MacAskill constantly refers to the fact that most other Western jurisdictions do not incorporate the requirement for corroboration. This isolated emphasis ignores the fundamental flaw at the heart of his proposals. These other systems have evolved in their own way, building in the safeguards necessary. By failing to take an overview he is now thrashing around looking for safeguards to tack on to his already decided position. The latest contender for excellence is the Dutch model – not one endorsed by the Celtic supporters recently tried in Amsterdam for being beaten up by the police.

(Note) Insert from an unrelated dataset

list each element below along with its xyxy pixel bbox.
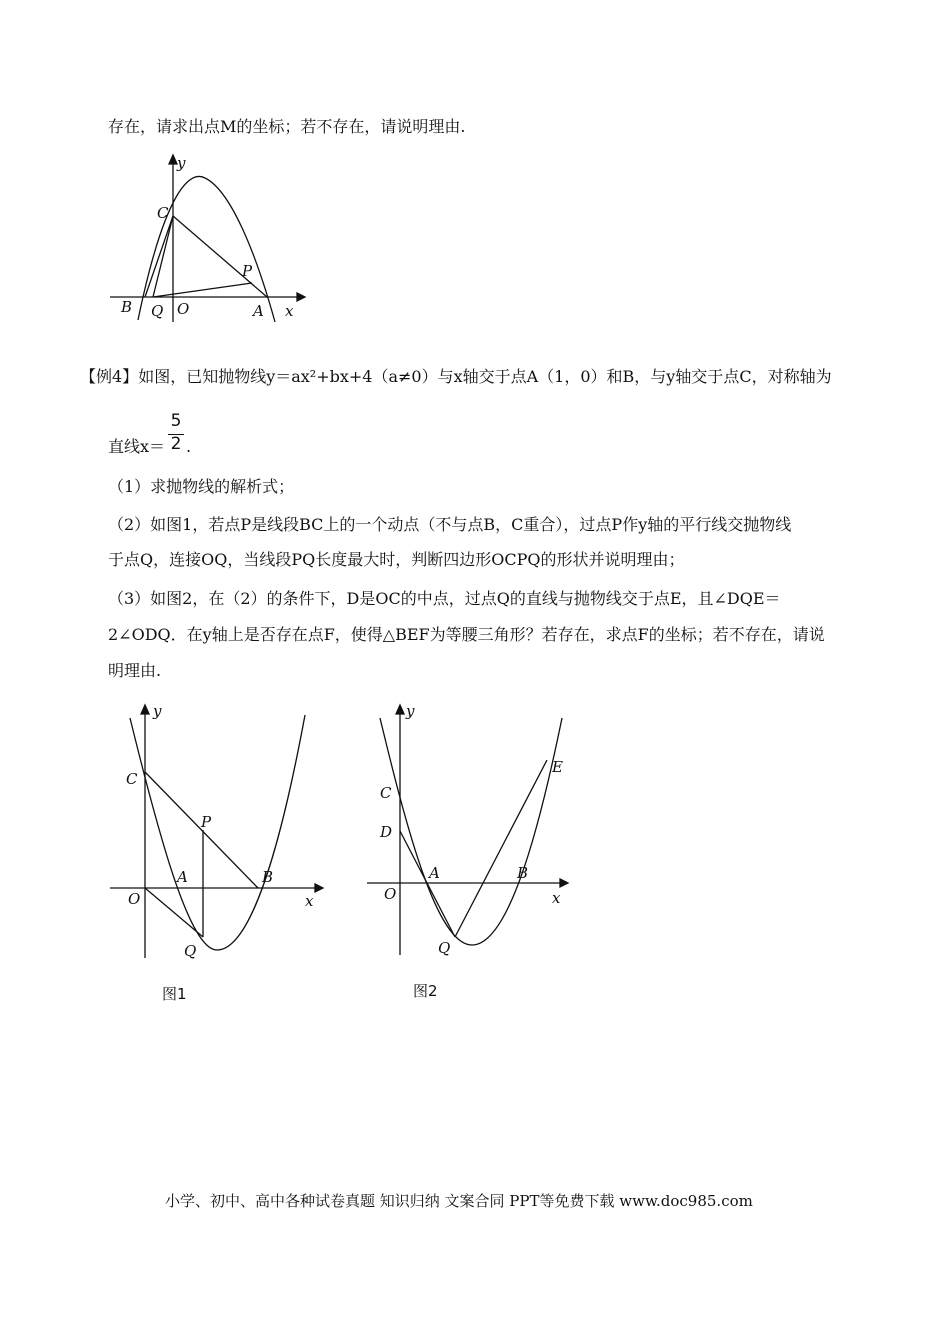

There is a case for examining the role of corroboration in a limited number of crimes such as rape and domestic violence. But no informed person can be happy with the proposals as they stand. If the government wants to bring Scotland in line with other jurisdictions then instead of the current tinkering, it should simply import as a whole any of the systems that it so admires – from The Netherlands, say. Or better still, the system that we all fully understand from so many TV crime series – that of England and Wales.